El caso es que leer El Príncipe sin leer, antes o después, los Discursos sobre la Primera Década de Tito Livio es, por lo menos, un ejercicio incompleto. Más incompleto aún si la lectura de ambas obras se hace sin tener presente o acompañarse también de una lectura de la historia universal del periodo -particularmente de la historia del Imperio Romano de Occidente y de Oriente, así como de la Iglesia Católica y del Papado- no solo de la historia de Italia, pues sería un ejercicio muy localizado y también incompleto. Como hay muchas cosas que encuentro que nuestro presidente parece tomar al pie de la letra de El Príncipe, solo espero que también haya leído los Discursos y un buen libro de historia universal. No solo a él sino a cualquier lector interesado, le sugiero de manera entusiasta consultar los capítulos pertinentes de la Breve Historia del Mundo escrita por H. G. Wells, publicada por Editorial Porrúa en la colección “Sepan cuántos…”.

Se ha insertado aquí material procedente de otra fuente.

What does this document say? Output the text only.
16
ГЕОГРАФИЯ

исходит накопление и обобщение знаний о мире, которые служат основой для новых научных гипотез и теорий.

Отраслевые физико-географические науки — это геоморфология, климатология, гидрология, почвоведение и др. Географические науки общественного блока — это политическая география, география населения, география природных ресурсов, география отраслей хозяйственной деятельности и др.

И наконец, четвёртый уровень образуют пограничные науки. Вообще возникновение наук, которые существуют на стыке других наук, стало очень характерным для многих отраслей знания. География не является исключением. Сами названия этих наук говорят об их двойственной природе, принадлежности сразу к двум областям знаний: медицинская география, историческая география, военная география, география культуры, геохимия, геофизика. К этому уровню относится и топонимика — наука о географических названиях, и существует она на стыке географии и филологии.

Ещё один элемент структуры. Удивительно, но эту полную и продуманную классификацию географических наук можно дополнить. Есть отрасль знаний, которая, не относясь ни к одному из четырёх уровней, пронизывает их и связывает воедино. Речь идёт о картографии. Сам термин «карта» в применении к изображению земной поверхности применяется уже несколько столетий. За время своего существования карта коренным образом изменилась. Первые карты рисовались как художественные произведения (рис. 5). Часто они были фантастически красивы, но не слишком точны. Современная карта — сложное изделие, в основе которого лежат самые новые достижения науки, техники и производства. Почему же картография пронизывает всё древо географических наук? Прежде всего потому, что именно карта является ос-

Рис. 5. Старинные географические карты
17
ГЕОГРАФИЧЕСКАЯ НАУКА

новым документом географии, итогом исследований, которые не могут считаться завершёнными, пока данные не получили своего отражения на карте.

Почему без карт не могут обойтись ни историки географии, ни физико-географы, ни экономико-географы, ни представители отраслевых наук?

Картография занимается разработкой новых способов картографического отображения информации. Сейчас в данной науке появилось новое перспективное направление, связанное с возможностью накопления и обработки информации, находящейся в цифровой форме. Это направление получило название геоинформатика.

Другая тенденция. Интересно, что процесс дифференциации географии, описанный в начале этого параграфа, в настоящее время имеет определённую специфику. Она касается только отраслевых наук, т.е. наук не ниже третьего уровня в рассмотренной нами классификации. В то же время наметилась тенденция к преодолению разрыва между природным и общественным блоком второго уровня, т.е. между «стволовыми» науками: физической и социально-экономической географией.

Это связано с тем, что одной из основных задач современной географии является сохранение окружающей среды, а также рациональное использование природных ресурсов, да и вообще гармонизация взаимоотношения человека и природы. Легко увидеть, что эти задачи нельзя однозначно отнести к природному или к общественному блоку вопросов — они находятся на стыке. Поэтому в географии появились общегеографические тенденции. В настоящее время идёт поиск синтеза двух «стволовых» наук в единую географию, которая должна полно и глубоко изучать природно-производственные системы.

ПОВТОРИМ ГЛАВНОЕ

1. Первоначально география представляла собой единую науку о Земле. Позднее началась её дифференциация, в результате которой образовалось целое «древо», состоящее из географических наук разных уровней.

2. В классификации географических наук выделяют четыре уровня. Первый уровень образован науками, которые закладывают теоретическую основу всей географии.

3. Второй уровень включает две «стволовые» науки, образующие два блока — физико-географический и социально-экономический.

Aunque para algunos podría ser un tanto remoto y demasiado amplio, estos libros bosquejados de manera introductoria no dejan de ser un buen marco para empezar a comentar la semana próxima dos libros que en estos días he leído sobre una persona que al parecer le ocupa buena parte de su tiempo, y le preocupa otro tanto, a nuestro presidente: Felipe Calderón. Así es que la semana siguiente empezaré a comentar un libro de su autoría -de Calderón-, Decisiones difíciles, y otro libro sobre la misma persona -Calderón- que por su estilo y contenido –Felipe, el oscuro– hasta tal parece que alguien le encargó escribir a una aguerrida periodista argentina.
Ciudad de México, 2 de septiembre de2020.
Eduardo de Jesús Castellanos Hernández.